ПРОЛОГ
-А вы попробуйте всё так же говорить серьезные вещи, только как будто бы несерьёзно.
— И к чему это?
— А к тому, что, если совершите вдруг какую-то колоссальную ошибку, легче будет превратить ее в шутку.
* * *
Тогда был февраль. Февраль не из самых холодных и снежных и уже в своем скором завершении, но всё же февраль. Снег ещё сероватыми сугробами, словно покрывалом, окутывал землю и начинал постепенно таять, превращая улицы в мрачные пейзажи, где лишь иногда их разбавляли изредка проглядывающие лучи солнца.
Предыдущий год на редкость непростой выдался. Как, собственно, и каждый завершающийся год. Твёрдое убеждение в необходимости глобальных перемен ещё с января беспокоило Николая Петровича, но теперь на них его побудили некоторые обстоятельства.
Тишину полутёмного помещения заглушали монотонные шаги посетителей и следовавший за звоном колокольчика скрежет нетерпеливо отодвигающихся стульев, с металлическими ножками. Редкие, натянутые смешки время от времени заполняли собой пустоту помещения, то нарастая, то вновь чуть затихая ненадолго, превращая тем самым время в спираль повторяющихся событий.
Заливной звон колокольчика, висящего на входе в кофейню FiveStarsCoffee, вновь на несколько секунд разрезал на куски все раздававшиеся до этого момента несмелые звуки. Тяжёлая дверь нехотя подчинилась усилиям вошедшего, замерев на несколько секунд, а после с грохотом захлопнулась от сильного толчка. Ощущение лёгкого мороза на щеках в скором времени сменилось стремительно растекающейся по телу духотой.
Мир словно разделился на две части: первая — та, что находится за пределом кофейни — вся осталась снаружи, за громоздкой, непреодолимой преградой; внутри же сосредоточился текущий момент размышлений и суеты, называющийся жизнью. Всё находившееся в помещении было удостоено пристального внимания прибывшего гостя. Ему представился развивающийся сюжет будто бы застывшей, не очень четкой картиной: сколько ни всматривался он в лица, в предметы и меняющиеся цифры на табло с заказами, от взгляда беспрестанно ускользало любое новое движение.
«Сколько людей вокруг… И ни одного источника для вдохновения.
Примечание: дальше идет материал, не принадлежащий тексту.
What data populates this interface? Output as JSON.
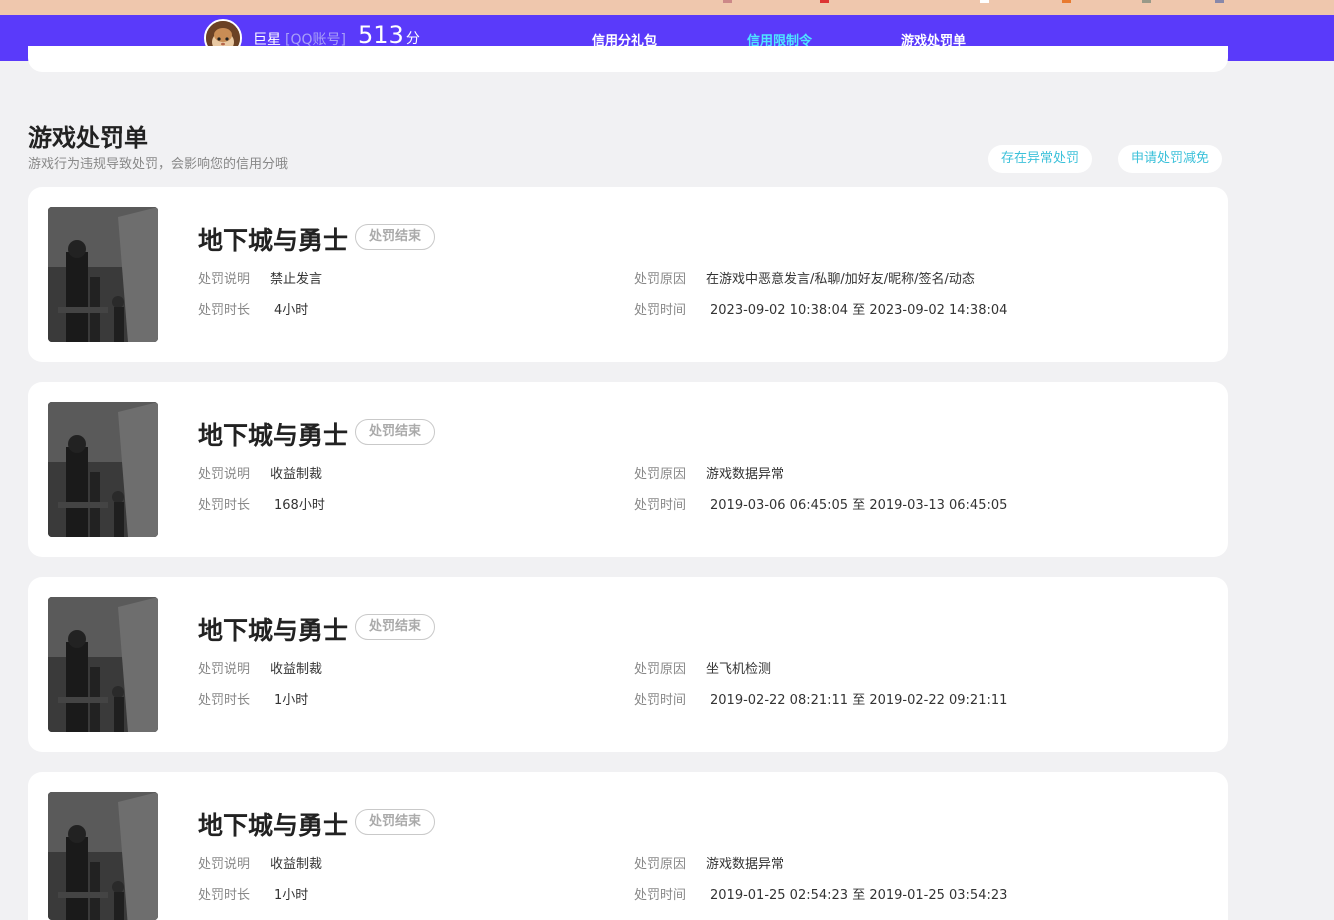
{
  "colors": {
    "nav_bg": "#5a3afa",
    "nav_active": "#4fe4ff",
    "accent_button": "#3cc1da",
    "page_bg": "#f1f1f3"
  },
  "user": {
    "name": "巨星",
    "account_type": "[QQ账号]",
    "score": "513",
    "score_unit": "分",
    "avatar_icon": "user-avatar"
  },
  "nav": {
    "tabs": [
      {
        "label": "信用分礼包",
        "active": false
      },
      {
        "label": "信用限制令",
        "active": true
      },
      {
        "label": "游戏处罚单",
        "active": false
      }
    ]
  },
  "section": {
    "title": "游戏处罚单",
    "subtitle": "游戏行为违规导致处罚，会影响您的信用分哦",
    "buttons": {
      "abnormal": "存在异常处罚",
      "appeal": "申请处罚减免"
    }
  },
  "labels": {
    "desc": "处罚说明",
    "reason": "处罚原因",
    "duration": "处罚时长",
    "time": "处罚时间"
  },
  "records": [
    {
      "game": "地下城与勇士",
      "status": "处罚结束",
      "desc": "禁止发言",
      "reason": "在游戏中恶意发言/私聊/加好友/昵称/签名/动态",
      "duration": "4小时",
      "time": "2023-09-02 10:38:04 至 2023-09-02 14:38:04"
    },
    {
      "game": "地下城与勇士",
      "status": "处罚结束",
      "desc": "收益制裁",
      "reason": "游戏数据异常",
      "duration": "168小时",
      "time": "2019-03-06 06:45:05 至 2019-03-13 06:45:05"
    },
    {
      "game": "地下城与勇士",
      "status": "处罚结束",
      "desc": "收益制裁",
      "reason": "坐飞机检测",
      "duration": "1小时",
      "time": "2019-02-22 08:21:11 至 2019-02-22 09:21:11"
    },
    {
      "game": "地下城与勇士",
      "status": "处罚结束",
      "desc": "收益制裁",
      "reason": "游戏数据异常",
      "duration": "1小时",
      "time": "2019-01-25 02:54:23 至 2019-01-25 03:54:23"
    }
  ]
}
Все пустые, серые лица, которые бесцельно бродят в поисках смысла жизни», — только и крутилось навязчиво в голове с самого утра, но, по правде сказать, Николай Петрович нисколько подобных размышлений не стыдился, а напротив, во взгляде зачастую специально не скрывал пренебрежения к собеседнику.
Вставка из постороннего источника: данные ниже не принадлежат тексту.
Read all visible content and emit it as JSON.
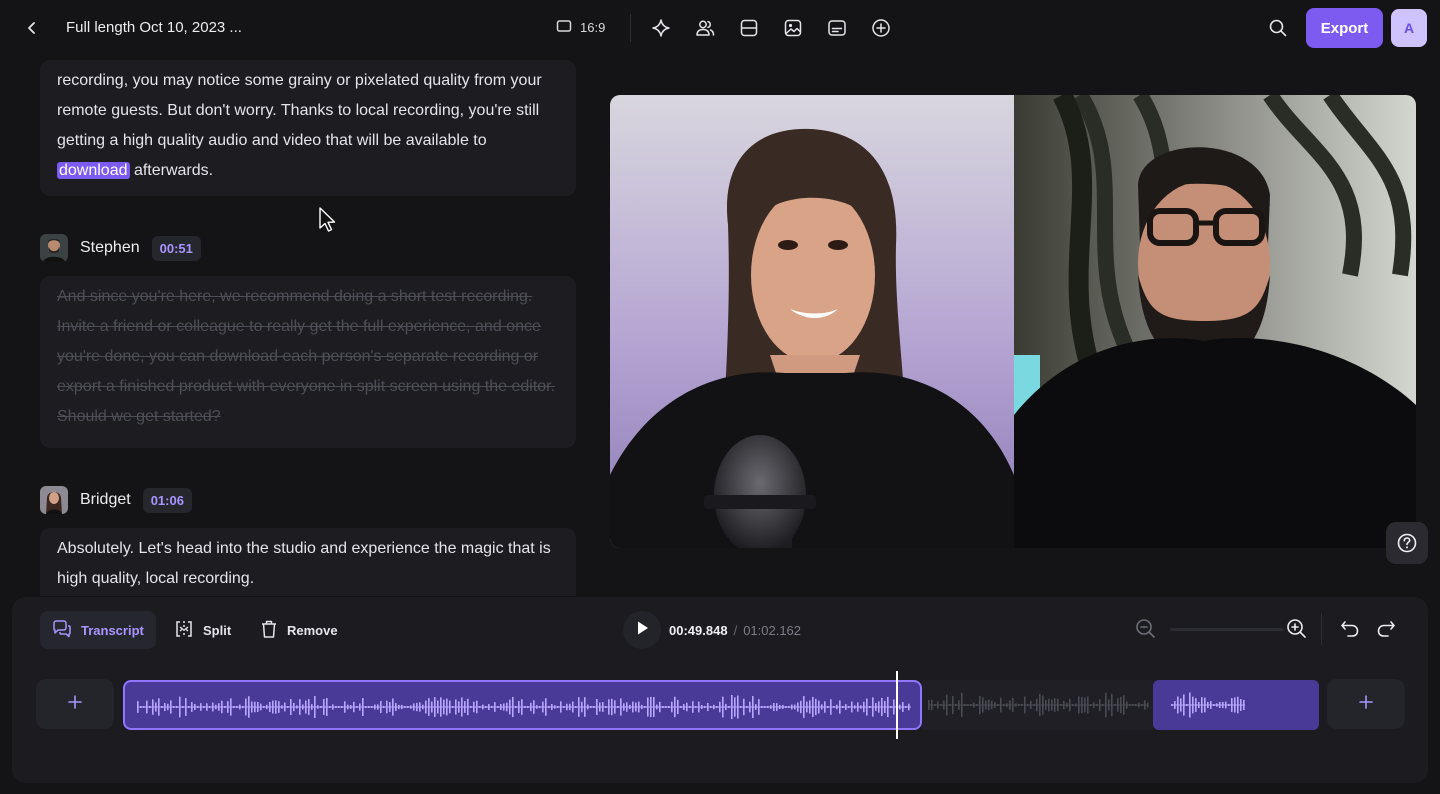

Он оценивающе, будто свысока посмотрел на сидящих вокруг людей, отчего у всякого при виде него создавалось бы впечатление, что он будто бы кого-то искал. Такое впечатление создалось бы у любого, стоило ему обратить на прибывшего хотя бы взгляд. Но человек — существо совершенно необыкновенное, поскольку он привык думать таким образом, что если очутится вдруг на людях в задумчивом состоянии, отражающемся в томном взгляде и закрытой позе, то тут же окажется на представившейся лишь ему красной дорожке и обратится в предмет всеобщего внимания. Но, увы и ах, его наш герой был не удостоен; впрочем, он не сильно из-за этого переживал.
Второе обстоятельство, конечно, может показаться ещё более забавным случаем. Дело было в том, что Николай Петрович действительно кое-кого искал.
Николай молча, все ещё изредка всматриваясь в толпу, неуверенными шагами прошел к свободному столику в углу и присел на диван. Наружностью он был молодой человек лет двадцати пяти, от природы имел глубокий каштановый цвет волос, по обыкновению уложенных в простую незамысловатую прическу, а также зачастую обращал внимание на свою чуть заострённую кверху форму носа и был кареглазым, что считал одной из своих самых привлекательных черт лица. Спонтанный и переменчивый, он зачастую предпочитал в одежде классику какому-либо другому гардеробу, считая, что строгая одежда как ничто другое способна подчеркнуть своеобразную исключительность, присущую, по его мнению, всем господам в строгом костюме.
Фигура официанта плавно, контрастируя будто бы со всем остальным миром, показалась спустя пару минут невдалеке и стала спасением от внезапного ощущения одиночества. До того момента, как принесли меню, казалось, прошла целая вечность. За эту вечность в сознании уже пролетело множество мимолётных образов, сложившихся не в четкую картину, а лишь в секунды, а потом и в минуты долгого ожидания.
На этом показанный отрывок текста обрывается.